Il Senato approva la riduzione dei parlamentari, nodo referendum

Una veduta dell'aula del Senato durante l'esame del decreto legge sulle disposizioni urgenti in materia di reddito di cittadinanza e di pensioni
Una veduta dell'aula del Senato durante l'esame del decreto legge sulle disposizioni urgenti in materia di reddito di cittadinanza e di pensioni. ANSA/GIUSEPPE LAMI

ROMA. – Ha superato il terzo, dei quattro round, la sforbiciata al Parlamento che dalla prossima legislatura conterebbe 600 fra deputati e senatori, ossia 345 poltrone in meno. Con 180 sì e 50 no e un testo blindato il Senato ha approvato la riforma costituzionale che taglia il numero dei parlamentari (contrari Pd, gruppo Misto e Autonomie; Forza Italia non ha partecipato al voto).

Un voto che mette in pista il referendum confermativo, visto che la riforma non ha ottenuto i due terzi dei voti parlamentari (e sicuramente non li otterrà nell’ultima lettura alla Camera) come stabilito dalla Costituzione, per evitare la richiesta della consultazione popolare. Tant’è che nei corridoi parlamentari inizia a circolare l’idea di un referendum da affiancare alle elezioni politiche, in primavera.

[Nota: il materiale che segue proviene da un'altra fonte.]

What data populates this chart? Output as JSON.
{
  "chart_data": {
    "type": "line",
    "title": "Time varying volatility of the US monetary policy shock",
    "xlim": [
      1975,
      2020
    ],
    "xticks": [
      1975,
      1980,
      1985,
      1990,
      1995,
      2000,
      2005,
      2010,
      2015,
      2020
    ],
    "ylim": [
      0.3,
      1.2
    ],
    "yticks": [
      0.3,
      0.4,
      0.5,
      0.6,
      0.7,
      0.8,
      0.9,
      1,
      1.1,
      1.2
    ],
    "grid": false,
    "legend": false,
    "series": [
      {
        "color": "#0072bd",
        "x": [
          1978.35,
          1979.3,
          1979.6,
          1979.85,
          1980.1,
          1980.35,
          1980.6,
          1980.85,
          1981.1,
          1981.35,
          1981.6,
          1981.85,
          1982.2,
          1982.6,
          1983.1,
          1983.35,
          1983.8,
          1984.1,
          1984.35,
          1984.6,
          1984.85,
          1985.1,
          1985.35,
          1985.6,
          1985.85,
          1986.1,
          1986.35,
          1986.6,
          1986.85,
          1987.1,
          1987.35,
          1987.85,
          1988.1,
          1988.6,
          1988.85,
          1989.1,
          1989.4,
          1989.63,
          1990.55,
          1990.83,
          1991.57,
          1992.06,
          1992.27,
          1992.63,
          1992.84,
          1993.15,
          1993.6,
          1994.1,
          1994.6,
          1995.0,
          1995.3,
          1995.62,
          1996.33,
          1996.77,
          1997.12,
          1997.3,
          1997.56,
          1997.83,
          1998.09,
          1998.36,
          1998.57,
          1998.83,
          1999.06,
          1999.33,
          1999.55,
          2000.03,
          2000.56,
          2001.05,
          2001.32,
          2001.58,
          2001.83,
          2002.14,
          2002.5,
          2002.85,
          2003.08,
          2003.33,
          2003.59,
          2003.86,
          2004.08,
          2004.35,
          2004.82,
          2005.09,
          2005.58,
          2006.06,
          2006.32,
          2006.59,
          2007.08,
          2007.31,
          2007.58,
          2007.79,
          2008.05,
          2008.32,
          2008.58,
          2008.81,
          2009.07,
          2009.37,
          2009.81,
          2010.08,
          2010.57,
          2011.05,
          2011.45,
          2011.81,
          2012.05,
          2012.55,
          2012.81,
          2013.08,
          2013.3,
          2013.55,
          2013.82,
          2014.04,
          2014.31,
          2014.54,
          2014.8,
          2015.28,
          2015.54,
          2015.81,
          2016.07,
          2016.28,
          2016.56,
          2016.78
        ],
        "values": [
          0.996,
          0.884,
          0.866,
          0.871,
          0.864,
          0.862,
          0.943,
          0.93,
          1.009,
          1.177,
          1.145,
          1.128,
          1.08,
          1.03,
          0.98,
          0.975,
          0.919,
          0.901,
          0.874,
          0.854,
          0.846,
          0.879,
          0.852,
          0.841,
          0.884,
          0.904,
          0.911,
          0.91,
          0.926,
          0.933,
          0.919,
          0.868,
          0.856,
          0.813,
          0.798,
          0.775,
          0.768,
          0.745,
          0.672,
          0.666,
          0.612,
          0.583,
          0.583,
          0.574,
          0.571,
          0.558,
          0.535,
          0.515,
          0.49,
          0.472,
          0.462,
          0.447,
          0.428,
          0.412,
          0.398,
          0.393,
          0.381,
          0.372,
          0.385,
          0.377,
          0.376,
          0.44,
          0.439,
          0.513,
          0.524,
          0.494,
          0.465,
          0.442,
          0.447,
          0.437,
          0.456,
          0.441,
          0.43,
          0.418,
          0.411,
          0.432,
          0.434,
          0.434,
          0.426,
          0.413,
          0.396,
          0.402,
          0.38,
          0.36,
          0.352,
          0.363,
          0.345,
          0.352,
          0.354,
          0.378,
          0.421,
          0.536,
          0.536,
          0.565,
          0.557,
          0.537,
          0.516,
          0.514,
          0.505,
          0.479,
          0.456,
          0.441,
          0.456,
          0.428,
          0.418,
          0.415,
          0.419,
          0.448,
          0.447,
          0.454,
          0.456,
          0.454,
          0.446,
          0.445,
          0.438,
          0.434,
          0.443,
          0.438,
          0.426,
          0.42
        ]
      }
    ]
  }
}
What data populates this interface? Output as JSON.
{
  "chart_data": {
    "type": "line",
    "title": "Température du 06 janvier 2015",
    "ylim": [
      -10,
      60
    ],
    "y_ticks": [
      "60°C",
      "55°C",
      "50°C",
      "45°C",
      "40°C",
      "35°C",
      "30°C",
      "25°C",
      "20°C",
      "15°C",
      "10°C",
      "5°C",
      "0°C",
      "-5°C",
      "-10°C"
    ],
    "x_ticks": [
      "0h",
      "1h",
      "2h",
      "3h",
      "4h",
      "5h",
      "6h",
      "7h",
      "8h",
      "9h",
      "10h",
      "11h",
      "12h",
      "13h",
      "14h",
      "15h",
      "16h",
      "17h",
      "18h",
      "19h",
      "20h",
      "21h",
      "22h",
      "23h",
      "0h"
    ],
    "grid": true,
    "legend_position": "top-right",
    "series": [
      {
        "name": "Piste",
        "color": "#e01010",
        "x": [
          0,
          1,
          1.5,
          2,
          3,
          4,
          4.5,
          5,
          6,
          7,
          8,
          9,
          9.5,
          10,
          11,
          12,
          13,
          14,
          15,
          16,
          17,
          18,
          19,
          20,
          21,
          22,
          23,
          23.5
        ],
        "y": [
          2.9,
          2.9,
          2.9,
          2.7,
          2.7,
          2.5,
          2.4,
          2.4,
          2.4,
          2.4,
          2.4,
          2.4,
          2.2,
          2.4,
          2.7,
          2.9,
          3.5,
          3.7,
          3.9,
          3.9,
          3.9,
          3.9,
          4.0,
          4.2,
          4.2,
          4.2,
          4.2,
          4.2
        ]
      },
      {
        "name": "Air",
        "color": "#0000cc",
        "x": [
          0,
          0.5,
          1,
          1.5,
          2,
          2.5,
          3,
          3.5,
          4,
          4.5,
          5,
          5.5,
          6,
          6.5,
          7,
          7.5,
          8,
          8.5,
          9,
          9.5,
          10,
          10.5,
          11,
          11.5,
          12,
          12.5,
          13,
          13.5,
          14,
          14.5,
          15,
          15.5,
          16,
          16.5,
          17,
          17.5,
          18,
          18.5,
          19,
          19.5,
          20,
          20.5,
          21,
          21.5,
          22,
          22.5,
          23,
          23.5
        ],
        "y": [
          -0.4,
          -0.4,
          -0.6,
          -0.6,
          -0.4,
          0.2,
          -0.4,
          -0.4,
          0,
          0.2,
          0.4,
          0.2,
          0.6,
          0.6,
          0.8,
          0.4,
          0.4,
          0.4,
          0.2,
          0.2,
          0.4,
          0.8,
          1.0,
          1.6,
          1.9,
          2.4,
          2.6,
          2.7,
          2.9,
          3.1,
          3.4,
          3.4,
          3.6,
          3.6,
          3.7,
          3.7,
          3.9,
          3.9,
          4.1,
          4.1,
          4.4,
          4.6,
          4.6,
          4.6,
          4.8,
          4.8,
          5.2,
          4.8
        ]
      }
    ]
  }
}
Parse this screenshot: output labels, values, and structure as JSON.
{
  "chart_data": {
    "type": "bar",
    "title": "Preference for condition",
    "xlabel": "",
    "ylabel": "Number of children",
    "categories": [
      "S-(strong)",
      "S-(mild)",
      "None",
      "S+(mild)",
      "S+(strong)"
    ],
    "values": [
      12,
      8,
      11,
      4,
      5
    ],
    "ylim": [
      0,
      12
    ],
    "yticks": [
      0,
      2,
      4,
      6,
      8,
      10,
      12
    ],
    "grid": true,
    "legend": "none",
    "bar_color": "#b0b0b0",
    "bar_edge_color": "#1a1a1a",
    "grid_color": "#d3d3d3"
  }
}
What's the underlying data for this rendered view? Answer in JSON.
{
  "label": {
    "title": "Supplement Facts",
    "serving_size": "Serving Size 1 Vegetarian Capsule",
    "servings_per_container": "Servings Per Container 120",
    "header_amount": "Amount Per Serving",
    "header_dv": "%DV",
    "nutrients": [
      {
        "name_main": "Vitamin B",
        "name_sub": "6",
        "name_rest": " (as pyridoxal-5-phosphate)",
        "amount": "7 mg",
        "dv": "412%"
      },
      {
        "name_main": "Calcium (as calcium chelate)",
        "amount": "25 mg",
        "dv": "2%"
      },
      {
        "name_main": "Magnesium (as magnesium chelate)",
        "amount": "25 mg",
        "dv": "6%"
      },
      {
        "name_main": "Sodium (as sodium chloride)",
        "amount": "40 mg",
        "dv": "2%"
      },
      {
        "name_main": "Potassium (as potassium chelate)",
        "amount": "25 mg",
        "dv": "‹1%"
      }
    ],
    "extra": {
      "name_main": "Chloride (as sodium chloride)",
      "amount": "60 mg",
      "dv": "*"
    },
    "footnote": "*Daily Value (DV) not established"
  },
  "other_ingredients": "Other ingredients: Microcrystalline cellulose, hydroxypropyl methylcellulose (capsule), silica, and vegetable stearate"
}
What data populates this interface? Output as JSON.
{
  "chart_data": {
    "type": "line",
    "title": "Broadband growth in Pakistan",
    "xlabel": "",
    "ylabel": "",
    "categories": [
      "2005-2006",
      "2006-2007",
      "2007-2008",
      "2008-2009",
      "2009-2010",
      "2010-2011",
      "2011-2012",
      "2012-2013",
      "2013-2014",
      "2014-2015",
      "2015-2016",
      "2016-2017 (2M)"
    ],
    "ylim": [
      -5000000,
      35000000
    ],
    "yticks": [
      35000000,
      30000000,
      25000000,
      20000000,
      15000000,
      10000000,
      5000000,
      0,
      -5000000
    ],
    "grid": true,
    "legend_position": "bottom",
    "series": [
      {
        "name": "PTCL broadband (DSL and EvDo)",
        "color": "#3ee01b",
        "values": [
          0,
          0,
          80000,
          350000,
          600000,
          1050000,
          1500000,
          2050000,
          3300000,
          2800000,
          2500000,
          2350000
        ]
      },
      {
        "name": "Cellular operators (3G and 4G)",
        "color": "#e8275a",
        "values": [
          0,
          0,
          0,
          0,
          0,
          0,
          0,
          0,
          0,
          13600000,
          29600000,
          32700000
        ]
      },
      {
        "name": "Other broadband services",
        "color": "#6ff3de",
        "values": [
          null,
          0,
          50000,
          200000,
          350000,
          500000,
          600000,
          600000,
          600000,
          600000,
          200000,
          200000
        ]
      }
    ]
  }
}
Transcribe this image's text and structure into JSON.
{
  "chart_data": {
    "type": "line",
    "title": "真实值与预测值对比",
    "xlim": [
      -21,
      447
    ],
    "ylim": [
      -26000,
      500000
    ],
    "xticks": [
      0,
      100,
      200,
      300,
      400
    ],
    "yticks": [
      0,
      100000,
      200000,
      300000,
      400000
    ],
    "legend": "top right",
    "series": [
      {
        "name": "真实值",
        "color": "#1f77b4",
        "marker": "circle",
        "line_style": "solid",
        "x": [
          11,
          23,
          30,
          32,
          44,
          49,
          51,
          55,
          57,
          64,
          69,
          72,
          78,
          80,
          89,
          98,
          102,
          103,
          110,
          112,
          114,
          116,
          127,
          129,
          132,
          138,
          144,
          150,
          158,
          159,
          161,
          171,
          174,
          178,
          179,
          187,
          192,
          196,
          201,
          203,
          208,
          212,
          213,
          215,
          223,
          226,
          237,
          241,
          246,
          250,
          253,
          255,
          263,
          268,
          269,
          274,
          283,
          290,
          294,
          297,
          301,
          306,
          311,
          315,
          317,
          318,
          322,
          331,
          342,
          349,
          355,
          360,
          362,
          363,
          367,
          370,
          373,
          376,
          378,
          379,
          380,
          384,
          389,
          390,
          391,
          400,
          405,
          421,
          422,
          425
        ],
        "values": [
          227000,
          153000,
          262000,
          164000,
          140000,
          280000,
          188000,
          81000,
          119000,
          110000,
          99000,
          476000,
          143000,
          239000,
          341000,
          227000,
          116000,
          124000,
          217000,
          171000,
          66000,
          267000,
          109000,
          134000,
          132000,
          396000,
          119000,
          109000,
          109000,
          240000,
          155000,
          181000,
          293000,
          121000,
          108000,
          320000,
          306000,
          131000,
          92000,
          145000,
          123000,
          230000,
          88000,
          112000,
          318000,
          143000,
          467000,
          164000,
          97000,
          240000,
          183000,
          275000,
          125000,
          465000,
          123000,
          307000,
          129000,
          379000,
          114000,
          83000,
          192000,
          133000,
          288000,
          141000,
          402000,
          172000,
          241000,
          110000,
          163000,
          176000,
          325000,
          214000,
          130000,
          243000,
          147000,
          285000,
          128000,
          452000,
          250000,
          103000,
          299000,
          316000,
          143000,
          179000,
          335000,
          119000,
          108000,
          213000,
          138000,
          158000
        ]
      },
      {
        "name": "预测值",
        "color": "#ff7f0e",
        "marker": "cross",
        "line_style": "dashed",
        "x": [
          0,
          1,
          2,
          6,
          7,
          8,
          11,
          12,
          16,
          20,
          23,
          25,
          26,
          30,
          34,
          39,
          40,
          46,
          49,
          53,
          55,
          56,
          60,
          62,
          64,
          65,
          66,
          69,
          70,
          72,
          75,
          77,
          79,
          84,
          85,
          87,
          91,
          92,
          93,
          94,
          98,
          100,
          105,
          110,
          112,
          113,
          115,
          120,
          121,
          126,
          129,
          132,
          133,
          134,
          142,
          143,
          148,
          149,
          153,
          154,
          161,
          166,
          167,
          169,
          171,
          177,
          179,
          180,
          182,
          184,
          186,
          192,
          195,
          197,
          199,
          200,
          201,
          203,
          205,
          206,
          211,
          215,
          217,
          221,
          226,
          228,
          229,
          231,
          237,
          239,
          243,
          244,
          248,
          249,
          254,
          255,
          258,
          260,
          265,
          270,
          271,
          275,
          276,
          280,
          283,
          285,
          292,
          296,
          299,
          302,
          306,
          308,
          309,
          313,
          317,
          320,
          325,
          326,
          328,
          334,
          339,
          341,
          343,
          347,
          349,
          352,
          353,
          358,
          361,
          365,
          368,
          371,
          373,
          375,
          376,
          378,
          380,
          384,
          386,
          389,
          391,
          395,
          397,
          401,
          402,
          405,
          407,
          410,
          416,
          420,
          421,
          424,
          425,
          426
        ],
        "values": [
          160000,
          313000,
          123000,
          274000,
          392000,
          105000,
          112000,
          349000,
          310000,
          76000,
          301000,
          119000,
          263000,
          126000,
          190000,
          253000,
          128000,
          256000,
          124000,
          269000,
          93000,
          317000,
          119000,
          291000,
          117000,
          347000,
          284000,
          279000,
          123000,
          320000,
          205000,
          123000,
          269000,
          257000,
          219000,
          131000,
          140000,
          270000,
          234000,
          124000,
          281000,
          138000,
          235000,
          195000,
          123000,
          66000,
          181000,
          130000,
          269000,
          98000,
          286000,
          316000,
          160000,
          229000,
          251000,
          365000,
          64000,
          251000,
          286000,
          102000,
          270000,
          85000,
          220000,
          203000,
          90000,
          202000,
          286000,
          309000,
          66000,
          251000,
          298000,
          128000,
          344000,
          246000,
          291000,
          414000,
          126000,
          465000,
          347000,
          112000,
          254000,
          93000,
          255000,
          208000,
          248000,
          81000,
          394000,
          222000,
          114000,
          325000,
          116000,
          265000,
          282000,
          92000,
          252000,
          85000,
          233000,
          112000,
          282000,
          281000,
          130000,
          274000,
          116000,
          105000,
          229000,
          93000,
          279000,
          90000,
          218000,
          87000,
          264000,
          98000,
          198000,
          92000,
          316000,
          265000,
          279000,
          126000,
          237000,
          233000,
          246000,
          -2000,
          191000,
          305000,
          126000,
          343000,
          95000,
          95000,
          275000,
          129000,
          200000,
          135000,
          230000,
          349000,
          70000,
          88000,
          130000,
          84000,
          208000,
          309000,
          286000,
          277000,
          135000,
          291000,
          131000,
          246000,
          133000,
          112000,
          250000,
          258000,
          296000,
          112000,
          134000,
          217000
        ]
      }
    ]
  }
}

Un’ipotesi di election day che sarebbe accarezzata dai 5 stelle, intrigati dall’idea – si ragionava nei capannelli formatisi in giornata in Transatlantico alla Camera e al Senato – di poter sfruttare il più possibile l’effetto traino della riforma da loro voluta. Un tema su cui la Lega non sembra al momento voler entrare in partita ma che potrebbe diventare oggetto di confronto nella coalizione nei prossimi giorni.

Come stabilisce la Costituzione, entro tre mesi dalla pubblicazione della legge, possono chiedere il referendum un quinto dei deputati o dei senatori o 500 mila cittadini o 5 Consigli regionali.

Nel breve, il voto sul taglio dei parlamentari evidenzia di nuovo la debolezza della maggioranza al Senato. Acuita ora dal ‘distacco’ di FI. Su questo si accanisce il ministro per i Rapporti con il Parlamento Riccardo Fraccaro: “Prima delle Europee, FI ha votato a favore. Quando i giochi si fanno duri, ha deciso di mollare. Altri sono stati più coerenti”.

Resta il fatto che su provvedimenti che richiedono la maggioranza qualificata i gialloverdi si sono fermati a quota 159, contro i 161 richiesti. E il soccorso annunciato di FdI è risultato determinate per raggiungere l’obiettivo. A questo punto per l’approvazione definitiva del provvedimento resta solo l’ultimo miglio, da fare alla Camera probabilmente a settembre.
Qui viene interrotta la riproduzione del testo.